Miller a aussi organisé la faillite de la compagnie United Airlines et participé à la « réorganisation » d’une dizaine de grandes sociétés. Il a exercé ses talents, début des années 1980, chez Chrysler.

Il fréquente les milieux bancaires et se vante de sa proximité avec l’ancien patron de la Banque mondiale, Jim Wolfen­sohn. Le Chief Execu­tive Offi­cer (CEO) - le PDG en français - de Delphi représente donc l’archétype du patronat propre à cette période de domination brutale du capital financier.

« Changer de vie » : précarité et risque de pauvreté

« Des centaines de milliers de personnes devront changer totalement leur vie ». Miller résume ainsi le futur des travailleurs de l’automobile. Jamais en reste d’une formule choc - après s’être réclamé de ses relations cordiales avec Rick Waggoner, le CEO de GM, et avec Ron Gettelfinger, président de l’UAW - il laisse tomber : « Pour ce qui est de Ron Gettelfinger, je ne voudrais pas être dans ses souliers, même pour tout le thé de la Chine. Il devra aider un demi-million de travailleurs à s’accoutumer à l’idée que la globalisation a supprimé la possibilité d’avoir quelqu’un qui tonde le gazon ou qui nettoie le sol pour un salaire de 65 dollars de l’heure ». Le chiffre de 65 dollars correspond au salaire horaire d’un ouvrier syndiqué, plus l’ensemble des cotisations retraite et santé.

En 2003, la direction de l’UAW avait déjà accepté que Delphi et Visteon abaissent les salaires d’embauche de 10 dollars. Elle espérait que le syndicat garderait ainsi les anciens membres, mieux payés et donc aptes à verser des cotisations élevées. L’appareil syndical envisageait donc un déclin maîtrisé. Miller et consorts agissent selon d’autres rythmes.
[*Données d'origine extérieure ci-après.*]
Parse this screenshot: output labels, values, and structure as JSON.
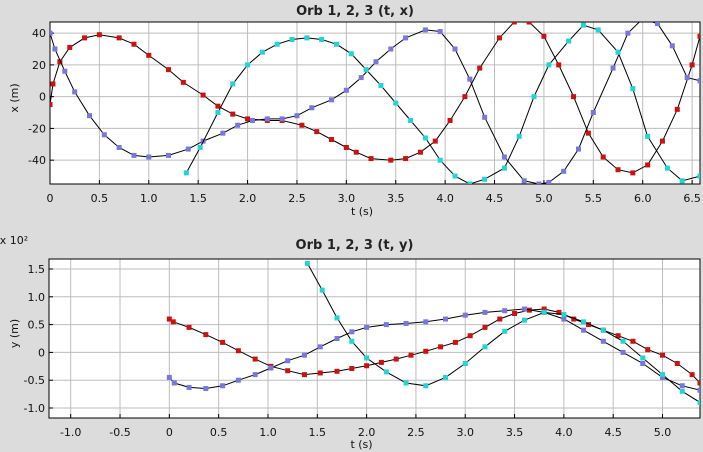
{
  "chart_data": [
    {
      "type": "line",
      "title": "Orb 1, 2, 3 (t, x)",
      "xlabel": "t (s)",
      "ylabel": "x (m)",
      "exponent_label": "",
      "xlim": [
        0,
        6.58
      ],
      "ylim": [
        -55,
        47
      ],
      "xticks": [
        0,
        0.5,
        1.0,
        1.5,
        2.0,
        2.5,
        3.0,
        3.5,
        4.0,
        4.5,
        5.0,
        5.5,
        6.0,
        6.5
      ],
      "xtick_labels": [
        "0",
        "0.5",
        "1.0",
        "1.5",
        "2.0",
        "2.5",
        "3.0",
        "3.5",
        "4.0",
        "4.5",
        "5.0",
        "5.5",
        "6.0",
        "6.5"
      ],
      "yticks": [
        -40,
        -20,
        0,
        20,
        40
      ],
      "ytick_labels": [
        "-40",
        "-20",
        "0",
        "20",
        "40"
      ],
      "grid": true,
      "series": [
        {
          "color": "#cc1111",
          "x": [
            0.0,
            0.03,
            0.1,
            0.2,
            0.35,
            0.5,
            0.7,
            0.85,
            1.0,
            1.2,
            1.35,
            1.55,
            1.7,
            1.85,
            2.0,
            2.2,
            2.35,
            2.55,
            2.7,
            2.85,
            3.0,
            3.1,
            3.25,
            3.45,
            3.6,
            3.75,
            3.9,
            4.05,
            4.2,
            4.35,
            4.55,
            4.7,
            4.85,
            5.0,
            5.15,
            5.3,
            5.45,
            5.6,
            5.75,
            5.9,
            6.05,
            6.2,
            6.35,
            6.5,
            6.58
          ],
          "y": [
            -5,
            8,
            22,
            31,
            37,
            39,
            37,
            33,
            26,
            17,
            9,
            1,
            -6,
            -11,
            -14,
            -15,
            -15,
            -18,
            -22,
            -27,
            -32,
            -35,
            -39,
            -40,
            -39,
            -35,
            -28,
            -15,
            0,
            18,
            37,
            47,
            47,
            38,
            20,
            0,
            -23,
            -38,
            -46,
            -48,
            -43,
            -28,
            -8,
            20,
            38
          ]
        },
        {
          "color": "#7777dd",
          "x": [
            0.0,
            0.05,
            0.15,
            0.25,
            0.4,
            0.55,
            0.7,
            0.85,
            1.0,
            1.2,
            1.4,
            1.55,
            1.75,
            1.9,
            2.05,
            2.2,
            2.35,
            2.5,
            2.65,
            2.85,
            3.0,
            3.15,
            3.3,
            3.45,
            3.6,
            3.8,
            3.95,
            4.1,
            4.25,
            4.4,
            4.6,
            4.8,
            4.95,
            5.05,
            5.2,
            5.35,
            5.5,
            5.7,
            5.85,
            6.0,
            6.15,
            6.3,
            6.45,
            6.58
          ],
          "y": [
            40,
            30,
            16,
            3,
            -12,
            -24,
            -32,
            -37,
            -38,
            -37,
            -33,
            -28,
            -23,
            -18,
            -15,
            -14,
            -14,
            -12,
            -7,
            -2,
            4,
            12,
            22,
            30,
            37,
            42,
            41,
            30,
            11,
            -13,
            -38,
            -53,
            -55,
            -54,
            -47,
            -33,
            -10,
            18,
            40,
            49,
            46,
            32,
            12,
            10
          ]
        },
        {
          "color": "#22d4d4",
          "x": [
            1.38,
            1.52,
            1.7,
            1.85,
            2.0,
            2.15,
            2.3,
            2.45,
            2.6,
            2.75,
            2.9,
            3.05,
            3.2,
            3.35,
            3.5,
            3.65,
            3.8,
            3.95,
            4.1,
            4.25,
            4.4,
            4.6,
            4.75,
            4.9,
            5.05,
            5.25,
            5.4,
            5.55,
            5.75,
            5.9,
            6.05,
            6.25,
            6.4,
            6.58
          ],
          "y": [
            -48,
            -32,
            -10,
            8,
            20,
            28,
            33,
            36,
            37,
            36,
            33,
            27,
            17,
            7,
            -4,
            -15,
            -26,
            -40,
            -50,
            -55,
            -52,
            -45,
            -25,
            0,
            20,
            35,
            45,
            42,
            28,
            5,
            -25,
            -45,
            -53,
            -50
          ]
        }
      ]
    },
    {
      "type": "line",
      "title": "Orb 1, 2, 3 (t, y)",
      "xlabel": "t (s)",
      "ylabel": "y (m)",
      "exponent_label": "x 10²",
      "xlim": [
        -1.22,
        5.38
      ],
      "ylim": [
        -1.18,
        1.68
      ],
      "xticks": [
        -1.0,
        -0.5,
        0,
        0.5,
        1.0,
        1.5,
        2.0,
        2.5,
        3.0,
        3.5,
        4.0,
        4.5,
        5.0
      ],
      "xtick_labels": [
        "-1.0",
        "-0.5",
        "0",
        "0.5",
        "1.0",
        "1.5",
        "2.0",
        "2.5",
        "3.0",
        "3.5",
        "4.0",
        "4.5",
        "5.0"
      ],
      "yticks": [
        -1.0,
        -0.5,
        0,
        0.5,
        1.0,
        1.5
      ],
      "ytick_labels": [
        "-1.0",
        "-0.5",
        "0",
        "0.5",
        "1.0",
        "1.5"
      ],
      "grid": true,
      "series": [
        {
          "color": "#cc1111",
          "x": [
            0.0,
            0.04,
            0.2,
            0.37,
            0.54,
            0.7,
            0.87,
            1.03,
            1.2,
            1.37,
            1.53,
            1.7,
            1.85,
            2.0,
            2.15,
            2.3,
            2.45,
            2.6,
            2.75,
            2.9,
            3.05,
            3.2,
            3.35,
            3.5,
            3.65,
            3.8,
            3.95,
            4.1,
            4.25,
            4.4,
            4.55,
            4.7,
            4.85,
            5.0,
            5.15,
            5.3,
            5.38
          ],
          "y": [
            0.6,
            0.55,
            0.45,
            0.32,
            0.18,
            0.03,
            -0.12,
            -0.25,
            -0.33,
            -0.4,
            -0.37,
            -0.34,
            -0.29,
            -0.24,
            -0.18,
            -0.12,
            -0.05,
            0.02,
            0.1,
            0.18,
            0.3,
            0.45,
            0.6,
            0.7,
            0.76,
            0.78,
            0.72,
            0.6,
            0.5,
            0.4,
            0.3,
            0.2,
            0.05,
            -0.05,
            -0.2,
            -0.4,
            -0.55
          ]
        },
        {
          "color": "#7777dd",
          "x": [
            0.0,
            0.05,
            0.2,
            0.37,
            0.54,
            0.7,
            0.87,
            1.03,
            1.2,
            1.37,
            1.53,
            1.7,
            1.85,
            2.0,
            2.2,
            2.4,
            2.6,
            2.8,
            3.0,
            3.2,
            3.4,
            3.6,
            3.8,
            4.0,
            4.2,
            4.4,
            4.6,
            4.8,
            5.0,
            5.2,
            5.38
          ],
          "y": [
            -0.45,
            -0.55,
            -0.63,
            -0.65,
            -0.6,
            -0.5,
            -0.4,
            -0.28,
            -0.15,
            -0.05,
            0.1,
            0.25,
            0.37,
            0.45,
            0.5,
            0.52,
            0.55,
            0.6,
            0.67,
            0.72,
            0.75,
            0.78,
            0.72,
            0.6,
            0.4,
            0.2,
            0.0,
            -0.2,
            -0.45,
            -0.6,
            -0.68
          ]
        },
        {
          "color": "#22d4d4",
          "x": [
            1.4,
            1.55,
            1.7,
            1.85,
            2.0,
            2.2,
            2.4,
            2.6,
            2.8,
            3.0,
            3.2,
            3.4,
            3.6,
            3.8,
            4.0,
            4.2,
            4.4,
            4.6,
            4.8,
            5.0,
            5.2,
            5.38
          ],
          "y": [
            1.6,
            1.12,
            0.62,
            0.2,
            -0.1,
            -0.35,
            -0.55,
            -0.6,
            -0.45,
            -0.2,
            0.1,
            0.38,
            0.58,
            0.72,
            0.68,
            0.55,
            0.4,
            0.2,
            -0.1,
            -0.4,
            -0.7,
            -0.9
          ]
        }
      ]
    }
  ]
}
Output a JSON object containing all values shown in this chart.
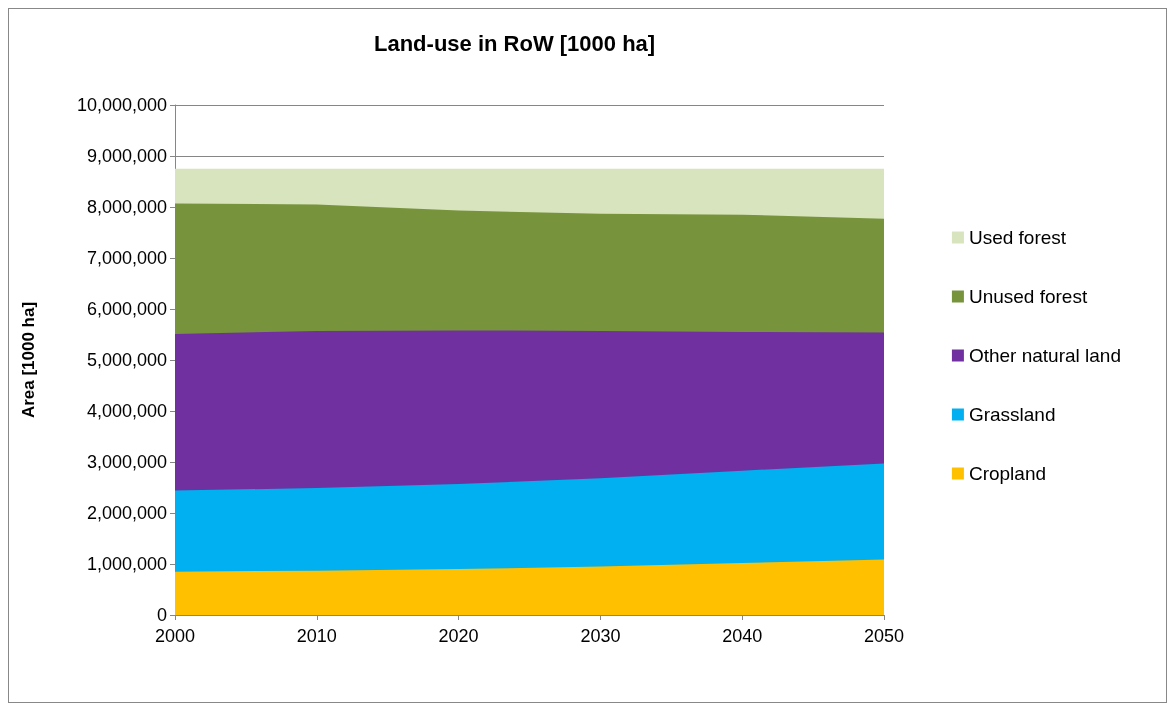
{
  "chart_data": {
    "type": "area",
    "stacked": true,
    "title": "Land-use in RoW [1000 ha]",
    "ylabel": "Area [1000 ha]",
    "x": [
      2000,
      2010,
      2020,
      2030,
      2040,
      2050
    ],
    "series": [
      {
        "name": "Cropland",
        "color": "#ffc000",
        "values": [
          850000,
          870000,
          900000,
          950000,
          1020000,
          1090000
        ]
      },
      {
        "name": "Grassland",
        "color": "#00b0f0",
        "values": [
          1590000,
          1620000,
          1670000,
          1730000,
          1810000,
          1880000
        ]
      },
      {
        "name": "Other natural land",
        "color": "#7030a0",
        "values": [
          3070000,
          3080000,
          3010000,
          2890000,
          2720000,
          2570000
        ]
      },
      {
        "name": "Unused forest",
        "color": "#77933c",
        "values": [
          2560000,
          2480000,
          2350000,
          2300000,
          2300000,
          2230000
        ]
      },
      {
        "name": "Used forest",
        "color": "#d7e4bd",
        "values": [
          680000,
          700000,
          820000,
          880000,
          900000,
          980000
        ]
      }
    ],
    "xlim": [
      2000,
      2050
    ],
    "xticks": [
      2000,
      2010,
      2020,
      2030,
      2040,
      2050
    ],
    "ylim": [
      0,
      10000000
    ],
    "yticks": [
      0,
      {
        "value": 1000000,
        "label": "1,000,000"
      },
      {
        "value": 2000000,
        "label": "2,000,000"
      },
      {
        "value": 3000000,
        "label": "3,000,000"
      },
      {
        "value": 4000000,
        "label": "4,000,000"
      },
      {
        "value": 5000000,
        "label": "5,000,000"
      },
      {
        "value": 6000000,
        "label": "6,000,000"
      },
      {
        "value": 7000000,
        "label": "7,000,000"
      },
      {
        "value": 8000000,
        "label": "8,000,000"
      },
      {
        "value": 9000000,
        "label": "9,000,000"
      },
      {
        "value": 10000000,
        "label": "10,000,000"
      }
    ],
    "grid": "y",
    "legend": "right"
  }
}
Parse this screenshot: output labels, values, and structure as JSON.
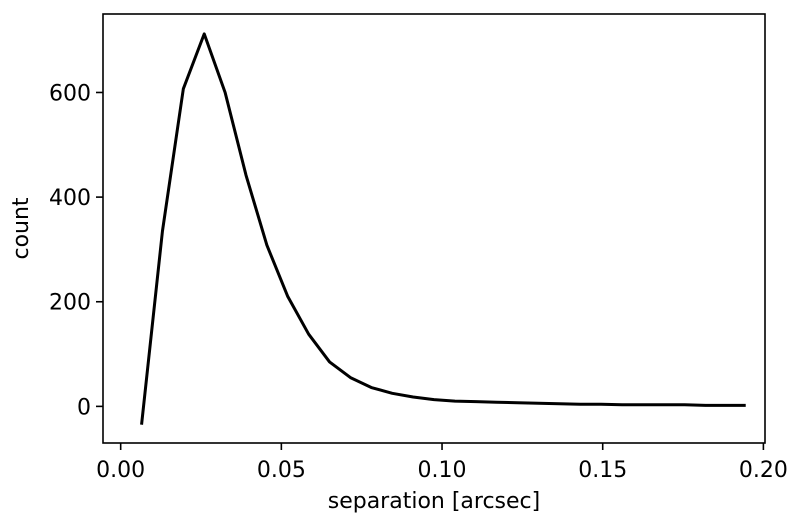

L’UAW a passé de 1,5 million de membres en 1979 à quelque 700’000 actuellement. Ses difficultés pour prendre racine dans les entreprises étrangères de l’automobile sont grandes. Dès lors, pour le patronat de Delphi (ou de GM et Ford), il est temps qu’un ouvrier de l’automobile entre « dans les catégories des bas salaires, comme s’ils produisaient des sèche-cheveux », souligne un expert des « relations industrielles », Gary N. Chaison.

Les « concessions » exigées par Miller - avant la réunion du Tribunal de faillite (présidé par Arthur J. Gonzales) - sont à la hauteur du « changement de vie » (des ouvriers) qu’il veut imposer. Tout d’abord, les salaires vont subir une baisse de 65 %, passant de 27 à 9,50-10 dollars. Les nouvelles embauches se feront au taux de 9 dollars, et non plus de 14. Ensuite, des jours fériés seront supprimés. Une réorganisation du temps de travail limitera au maximum le paiement du nombre d’heures supplémentaires. La participation des travailleurs aux « frais » d’assurance maladie augmentera ; les soins dentaires et d’oculiste ne seront plus couverts. Enfin, le système de retraite sera adapté aux nouveaux et bas salaires et les retraités seront soumis à la diète. Avec un salaire de 9 dollars de l’heure, un travailleur de Delphi gagnera 18’720 dollars sur un an ; 600 en dessous du revenu définissant le seuil de pauvreté pour une famille de quatre personnes.

La vie va changer. Pour s’en assurer, la direction de Delphi veut réduire le nombre de délégués syndicaux et supprimer l’exigence, lorsqu’une usine est vendue, que le repreneur assume les anciens contrats. Une juriste du travail de Detroit, Mary Ellen Gure­witz, conclut : « Ces exigences envers le syndicat sont extraordinaires. Vous arrivez à un niveau où les dispositions affaiblissent à tel point le syndicat que les personnes se demanderont : pourquoi avoir un syndicat ? »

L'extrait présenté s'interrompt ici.